Prove $$R(k,l) < R(k-1, l) + R(k, l-1)$$ when $R(k-1,l)$ and $R(k,l-1)$ are even. I have not made much progress as I don't really understand the intutiton as to why this would hold.
I understand why $R(k,l) \leq R(k-1, l) + R(k, l-1)$ this is true and the general inductive proof is clear to me.
When I start thinking about the strict less than, I know I want to show that for $K_n$ with $n=R(k-1, l) + R(k, l-1)-1$ is guaranteed to contain a monochromatic $K_k$ or $K_l$.

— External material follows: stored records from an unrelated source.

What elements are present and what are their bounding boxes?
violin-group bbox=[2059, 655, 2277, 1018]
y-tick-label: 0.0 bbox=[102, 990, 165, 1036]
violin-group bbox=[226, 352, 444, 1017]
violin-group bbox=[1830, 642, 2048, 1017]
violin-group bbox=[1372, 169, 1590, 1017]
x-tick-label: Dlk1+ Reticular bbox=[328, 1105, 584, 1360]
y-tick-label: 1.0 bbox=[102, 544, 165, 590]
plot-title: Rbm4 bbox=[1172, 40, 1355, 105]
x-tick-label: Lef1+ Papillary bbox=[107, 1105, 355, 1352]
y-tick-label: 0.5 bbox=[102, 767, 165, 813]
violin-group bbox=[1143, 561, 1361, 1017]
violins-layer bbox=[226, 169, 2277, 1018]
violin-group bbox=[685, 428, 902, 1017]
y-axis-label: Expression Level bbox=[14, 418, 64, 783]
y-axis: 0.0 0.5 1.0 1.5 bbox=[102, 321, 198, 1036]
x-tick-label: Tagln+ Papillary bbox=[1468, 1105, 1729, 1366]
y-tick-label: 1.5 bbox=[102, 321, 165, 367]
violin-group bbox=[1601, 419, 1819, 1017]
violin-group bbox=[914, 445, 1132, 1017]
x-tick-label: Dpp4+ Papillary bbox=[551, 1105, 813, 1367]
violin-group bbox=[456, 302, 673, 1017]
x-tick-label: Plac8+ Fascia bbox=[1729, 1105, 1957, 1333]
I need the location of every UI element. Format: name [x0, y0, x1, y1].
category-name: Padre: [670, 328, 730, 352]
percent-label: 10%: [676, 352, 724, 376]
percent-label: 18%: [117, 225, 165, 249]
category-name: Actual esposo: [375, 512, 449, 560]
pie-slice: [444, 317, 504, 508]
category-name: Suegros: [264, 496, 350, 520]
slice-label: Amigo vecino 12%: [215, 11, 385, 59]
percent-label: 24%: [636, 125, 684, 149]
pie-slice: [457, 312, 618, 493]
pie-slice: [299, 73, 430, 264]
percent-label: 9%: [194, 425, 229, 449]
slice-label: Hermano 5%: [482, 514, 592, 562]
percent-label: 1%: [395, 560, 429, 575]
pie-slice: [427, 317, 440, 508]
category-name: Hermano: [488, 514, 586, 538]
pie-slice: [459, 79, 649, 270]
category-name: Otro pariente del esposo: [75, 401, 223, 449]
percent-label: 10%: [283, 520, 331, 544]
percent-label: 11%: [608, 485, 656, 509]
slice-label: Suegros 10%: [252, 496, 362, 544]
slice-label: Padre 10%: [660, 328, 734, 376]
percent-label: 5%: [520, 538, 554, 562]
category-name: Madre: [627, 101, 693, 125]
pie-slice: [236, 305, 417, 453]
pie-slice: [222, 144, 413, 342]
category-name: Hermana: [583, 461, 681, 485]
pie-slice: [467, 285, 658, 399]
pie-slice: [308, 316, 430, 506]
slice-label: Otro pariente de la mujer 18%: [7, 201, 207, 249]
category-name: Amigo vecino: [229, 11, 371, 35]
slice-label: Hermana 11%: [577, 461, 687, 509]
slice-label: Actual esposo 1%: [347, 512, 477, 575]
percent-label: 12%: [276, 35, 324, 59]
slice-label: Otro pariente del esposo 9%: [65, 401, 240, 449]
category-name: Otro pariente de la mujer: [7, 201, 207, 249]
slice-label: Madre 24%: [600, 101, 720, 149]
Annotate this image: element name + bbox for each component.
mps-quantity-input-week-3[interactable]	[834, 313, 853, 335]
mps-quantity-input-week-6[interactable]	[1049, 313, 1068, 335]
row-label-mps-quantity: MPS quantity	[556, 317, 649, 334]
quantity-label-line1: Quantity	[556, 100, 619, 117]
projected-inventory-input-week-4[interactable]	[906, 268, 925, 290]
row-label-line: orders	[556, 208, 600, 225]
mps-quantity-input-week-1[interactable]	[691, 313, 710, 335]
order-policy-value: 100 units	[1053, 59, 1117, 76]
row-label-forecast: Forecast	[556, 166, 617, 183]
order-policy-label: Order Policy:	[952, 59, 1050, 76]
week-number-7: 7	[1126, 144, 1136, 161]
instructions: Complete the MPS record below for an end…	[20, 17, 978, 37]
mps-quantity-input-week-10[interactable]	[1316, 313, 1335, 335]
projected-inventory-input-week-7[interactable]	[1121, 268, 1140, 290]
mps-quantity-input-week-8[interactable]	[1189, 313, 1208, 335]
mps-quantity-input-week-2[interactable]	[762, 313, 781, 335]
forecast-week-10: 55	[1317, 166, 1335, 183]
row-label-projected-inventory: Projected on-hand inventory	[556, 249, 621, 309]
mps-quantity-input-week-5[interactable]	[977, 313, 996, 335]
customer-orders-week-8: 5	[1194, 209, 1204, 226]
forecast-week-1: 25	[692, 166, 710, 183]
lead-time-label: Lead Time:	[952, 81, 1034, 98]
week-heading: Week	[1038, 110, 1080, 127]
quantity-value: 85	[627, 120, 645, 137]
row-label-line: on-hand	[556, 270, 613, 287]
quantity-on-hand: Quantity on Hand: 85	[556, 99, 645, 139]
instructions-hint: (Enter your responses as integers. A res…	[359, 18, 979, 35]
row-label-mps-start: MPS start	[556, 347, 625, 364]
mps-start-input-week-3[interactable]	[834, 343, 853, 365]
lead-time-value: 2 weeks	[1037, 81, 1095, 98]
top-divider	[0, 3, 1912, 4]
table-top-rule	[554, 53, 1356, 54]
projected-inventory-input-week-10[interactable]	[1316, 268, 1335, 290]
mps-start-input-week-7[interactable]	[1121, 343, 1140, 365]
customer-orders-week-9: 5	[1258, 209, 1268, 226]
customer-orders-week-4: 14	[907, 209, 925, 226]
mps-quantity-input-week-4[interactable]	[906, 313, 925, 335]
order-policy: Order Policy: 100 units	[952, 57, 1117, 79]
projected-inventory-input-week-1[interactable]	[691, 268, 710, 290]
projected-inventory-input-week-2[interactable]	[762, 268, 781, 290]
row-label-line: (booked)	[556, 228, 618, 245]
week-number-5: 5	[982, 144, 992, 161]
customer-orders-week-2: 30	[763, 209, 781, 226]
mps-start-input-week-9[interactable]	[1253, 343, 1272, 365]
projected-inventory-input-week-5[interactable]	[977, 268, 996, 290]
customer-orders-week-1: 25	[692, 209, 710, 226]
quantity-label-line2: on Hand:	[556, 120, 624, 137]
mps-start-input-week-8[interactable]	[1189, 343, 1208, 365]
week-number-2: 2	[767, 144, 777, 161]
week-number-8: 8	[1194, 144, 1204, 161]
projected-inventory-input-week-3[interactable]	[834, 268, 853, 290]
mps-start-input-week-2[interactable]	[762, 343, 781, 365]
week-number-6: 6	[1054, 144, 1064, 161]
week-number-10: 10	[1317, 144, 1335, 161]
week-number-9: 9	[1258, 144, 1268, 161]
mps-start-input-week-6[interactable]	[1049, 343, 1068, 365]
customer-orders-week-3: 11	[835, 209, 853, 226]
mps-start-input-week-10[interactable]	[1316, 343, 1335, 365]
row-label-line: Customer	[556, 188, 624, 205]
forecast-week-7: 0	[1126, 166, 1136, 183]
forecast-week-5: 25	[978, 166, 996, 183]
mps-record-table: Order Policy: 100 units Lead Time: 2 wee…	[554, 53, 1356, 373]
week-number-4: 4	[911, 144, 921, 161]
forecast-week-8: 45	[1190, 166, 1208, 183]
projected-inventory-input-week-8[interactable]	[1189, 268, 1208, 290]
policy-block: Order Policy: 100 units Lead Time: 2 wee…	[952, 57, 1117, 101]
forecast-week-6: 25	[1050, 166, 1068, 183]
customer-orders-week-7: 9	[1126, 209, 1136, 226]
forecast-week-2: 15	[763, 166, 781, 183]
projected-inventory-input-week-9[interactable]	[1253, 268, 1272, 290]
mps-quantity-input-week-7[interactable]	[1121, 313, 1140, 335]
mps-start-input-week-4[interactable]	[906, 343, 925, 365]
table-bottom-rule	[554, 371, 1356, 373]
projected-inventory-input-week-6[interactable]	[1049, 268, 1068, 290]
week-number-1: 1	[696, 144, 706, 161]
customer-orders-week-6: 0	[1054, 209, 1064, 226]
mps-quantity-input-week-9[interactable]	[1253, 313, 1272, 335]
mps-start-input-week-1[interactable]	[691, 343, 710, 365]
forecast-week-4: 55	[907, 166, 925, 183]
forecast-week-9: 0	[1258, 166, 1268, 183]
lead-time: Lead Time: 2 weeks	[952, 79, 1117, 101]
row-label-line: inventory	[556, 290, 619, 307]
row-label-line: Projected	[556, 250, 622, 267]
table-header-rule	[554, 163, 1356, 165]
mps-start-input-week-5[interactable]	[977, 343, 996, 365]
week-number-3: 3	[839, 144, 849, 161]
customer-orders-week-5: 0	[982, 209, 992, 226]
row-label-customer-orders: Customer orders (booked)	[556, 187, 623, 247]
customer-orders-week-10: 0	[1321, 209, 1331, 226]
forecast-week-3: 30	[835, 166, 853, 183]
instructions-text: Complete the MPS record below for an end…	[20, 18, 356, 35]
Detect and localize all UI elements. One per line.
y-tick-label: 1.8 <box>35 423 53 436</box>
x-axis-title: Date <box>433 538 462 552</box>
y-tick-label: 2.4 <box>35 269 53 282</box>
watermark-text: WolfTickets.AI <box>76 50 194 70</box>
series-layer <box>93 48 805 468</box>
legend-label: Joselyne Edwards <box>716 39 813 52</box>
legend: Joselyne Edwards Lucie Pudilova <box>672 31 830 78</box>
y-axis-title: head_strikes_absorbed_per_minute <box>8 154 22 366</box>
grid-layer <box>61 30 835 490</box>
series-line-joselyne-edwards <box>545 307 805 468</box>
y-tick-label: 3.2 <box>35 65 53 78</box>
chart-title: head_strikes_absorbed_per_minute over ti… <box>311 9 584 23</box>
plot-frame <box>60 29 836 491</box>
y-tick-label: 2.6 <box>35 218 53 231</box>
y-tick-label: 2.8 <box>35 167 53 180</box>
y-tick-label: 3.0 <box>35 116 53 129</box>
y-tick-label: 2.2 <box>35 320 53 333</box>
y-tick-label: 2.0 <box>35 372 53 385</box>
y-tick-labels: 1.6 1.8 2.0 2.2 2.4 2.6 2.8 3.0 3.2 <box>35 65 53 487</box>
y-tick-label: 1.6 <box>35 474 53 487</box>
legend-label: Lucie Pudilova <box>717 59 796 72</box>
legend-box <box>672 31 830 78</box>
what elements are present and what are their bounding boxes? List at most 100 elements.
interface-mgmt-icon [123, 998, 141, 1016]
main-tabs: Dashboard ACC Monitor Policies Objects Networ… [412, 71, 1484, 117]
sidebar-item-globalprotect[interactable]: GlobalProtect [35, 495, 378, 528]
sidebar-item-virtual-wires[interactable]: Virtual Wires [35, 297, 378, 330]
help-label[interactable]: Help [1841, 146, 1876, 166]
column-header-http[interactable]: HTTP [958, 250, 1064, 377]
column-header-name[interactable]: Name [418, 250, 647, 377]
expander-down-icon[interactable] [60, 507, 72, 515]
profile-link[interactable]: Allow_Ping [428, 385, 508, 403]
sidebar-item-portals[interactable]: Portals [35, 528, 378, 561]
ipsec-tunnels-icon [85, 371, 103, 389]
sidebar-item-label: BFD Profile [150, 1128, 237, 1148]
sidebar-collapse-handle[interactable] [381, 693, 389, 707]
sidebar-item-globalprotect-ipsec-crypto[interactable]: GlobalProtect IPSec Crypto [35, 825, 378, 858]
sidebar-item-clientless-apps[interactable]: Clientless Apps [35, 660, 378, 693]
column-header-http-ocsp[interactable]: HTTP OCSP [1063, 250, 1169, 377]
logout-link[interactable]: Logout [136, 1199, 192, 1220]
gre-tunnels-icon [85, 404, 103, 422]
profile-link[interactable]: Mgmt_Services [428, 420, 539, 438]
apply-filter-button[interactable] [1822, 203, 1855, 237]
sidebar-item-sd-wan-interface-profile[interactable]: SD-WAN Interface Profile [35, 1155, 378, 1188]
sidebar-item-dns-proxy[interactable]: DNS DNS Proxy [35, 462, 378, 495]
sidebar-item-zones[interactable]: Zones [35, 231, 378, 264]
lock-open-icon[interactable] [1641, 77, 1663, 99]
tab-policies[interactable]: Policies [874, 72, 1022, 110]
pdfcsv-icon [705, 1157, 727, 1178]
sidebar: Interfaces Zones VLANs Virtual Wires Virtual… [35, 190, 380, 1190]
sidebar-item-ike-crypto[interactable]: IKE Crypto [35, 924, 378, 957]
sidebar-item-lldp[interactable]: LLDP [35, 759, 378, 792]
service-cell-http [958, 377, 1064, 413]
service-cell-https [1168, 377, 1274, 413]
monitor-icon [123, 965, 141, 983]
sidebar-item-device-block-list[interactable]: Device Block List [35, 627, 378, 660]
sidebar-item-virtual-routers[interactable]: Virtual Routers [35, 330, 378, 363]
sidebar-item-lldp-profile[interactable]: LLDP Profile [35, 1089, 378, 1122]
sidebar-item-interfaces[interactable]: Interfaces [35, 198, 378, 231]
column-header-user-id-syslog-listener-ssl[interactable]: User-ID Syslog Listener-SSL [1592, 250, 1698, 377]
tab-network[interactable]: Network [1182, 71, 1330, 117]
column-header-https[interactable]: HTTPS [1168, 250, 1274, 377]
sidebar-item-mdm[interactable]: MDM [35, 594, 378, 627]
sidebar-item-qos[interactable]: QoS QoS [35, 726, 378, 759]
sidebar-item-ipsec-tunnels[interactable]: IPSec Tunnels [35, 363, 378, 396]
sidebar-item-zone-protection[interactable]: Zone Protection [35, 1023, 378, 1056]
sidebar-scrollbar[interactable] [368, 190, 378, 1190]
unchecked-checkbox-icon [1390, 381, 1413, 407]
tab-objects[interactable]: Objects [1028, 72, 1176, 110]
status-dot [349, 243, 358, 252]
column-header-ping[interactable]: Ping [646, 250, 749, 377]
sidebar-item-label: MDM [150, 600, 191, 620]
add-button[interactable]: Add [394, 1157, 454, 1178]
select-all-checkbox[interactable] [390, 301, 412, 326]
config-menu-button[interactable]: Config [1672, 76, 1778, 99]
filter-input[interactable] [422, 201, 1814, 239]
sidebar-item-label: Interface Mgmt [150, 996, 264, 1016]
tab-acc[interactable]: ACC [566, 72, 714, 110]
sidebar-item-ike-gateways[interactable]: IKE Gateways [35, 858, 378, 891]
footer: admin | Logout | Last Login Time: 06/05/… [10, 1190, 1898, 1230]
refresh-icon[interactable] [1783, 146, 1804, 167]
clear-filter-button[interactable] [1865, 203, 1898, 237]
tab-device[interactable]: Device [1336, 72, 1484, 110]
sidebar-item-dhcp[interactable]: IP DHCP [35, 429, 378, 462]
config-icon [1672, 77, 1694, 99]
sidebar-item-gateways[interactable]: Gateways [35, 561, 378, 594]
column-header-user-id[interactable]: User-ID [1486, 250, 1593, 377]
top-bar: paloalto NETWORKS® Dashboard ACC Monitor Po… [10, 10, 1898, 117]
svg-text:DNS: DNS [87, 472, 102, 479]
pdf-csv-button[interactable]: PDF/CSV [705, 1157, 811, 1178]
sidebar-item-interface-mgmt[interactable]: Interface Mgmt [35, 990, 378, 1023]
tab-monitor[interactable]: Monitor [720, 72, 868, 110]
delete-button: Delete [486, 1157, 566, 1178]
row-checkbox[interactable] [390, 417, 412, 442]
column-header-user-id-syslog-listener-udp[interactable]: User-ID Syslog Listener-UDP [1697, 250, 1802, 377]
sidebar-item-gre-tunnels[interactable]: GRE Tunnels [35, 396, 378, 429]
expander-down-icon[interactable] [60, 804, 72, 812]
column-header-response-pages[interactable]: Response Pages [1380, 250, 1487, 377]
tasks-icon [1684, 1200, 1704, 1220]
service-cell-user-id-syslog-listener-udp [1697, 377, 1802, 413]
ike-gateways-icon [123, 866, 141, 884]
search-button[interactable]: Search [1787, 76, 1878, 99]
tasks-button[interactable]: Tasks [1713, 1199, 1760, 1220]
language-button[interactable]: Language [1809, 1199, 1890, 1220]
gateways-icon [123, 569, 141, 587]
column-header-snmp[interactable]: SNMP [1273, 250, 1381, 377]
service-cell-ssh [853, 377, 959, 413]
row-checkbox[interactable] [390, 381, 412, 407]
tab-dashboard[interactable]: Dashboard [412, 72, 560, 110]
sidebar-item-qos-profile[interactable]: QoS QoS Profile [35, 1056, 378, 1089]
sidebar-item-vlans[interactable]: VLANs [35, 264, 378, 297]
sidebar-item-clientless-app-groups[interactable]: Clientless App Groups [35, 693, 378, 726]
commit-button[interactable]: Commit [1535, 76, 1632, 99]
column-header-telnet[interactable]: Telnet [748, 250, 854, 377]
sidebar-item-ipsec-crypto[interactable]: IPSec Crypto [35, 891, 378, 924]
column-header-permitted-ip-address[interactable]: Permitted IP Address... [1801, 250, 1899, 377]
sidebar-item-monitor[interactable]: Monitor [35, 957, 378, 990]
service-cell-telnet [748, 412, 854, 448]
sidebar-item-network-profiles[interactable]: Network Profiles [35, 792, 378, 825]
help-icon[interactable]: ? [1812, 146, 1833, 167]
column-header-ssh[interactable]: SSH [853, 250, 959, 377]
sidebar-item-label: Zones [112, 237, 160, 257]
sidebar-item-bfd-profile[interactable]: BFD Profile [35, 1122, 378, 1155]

Let $n=R(k-1,\ell)+R(k,\ell-1)-1.$ Suppose each edge of $K_n$ is colored blue or red, with no monochromatic blue $K_k$ and no monochromatic red $K_\ell.$
From the proof of the inequality $R(k,\ell)\le R(k-1,\ell)+R(k,\ell-1),$ it follows that each vertex of $K_n$ must be incident with exactly $R(k-1,\ell)-1$ blue edges and exactly $R(k,\ell-1)-1$ red edges.
In other words, the spanning subgraph of $K_n$ formed by the blue edges is an
$(R(k-1,\ell)-1)$-regular graph of order $n.$ But $n$ and $R(k-1,\ell)-1$ are odd numbers.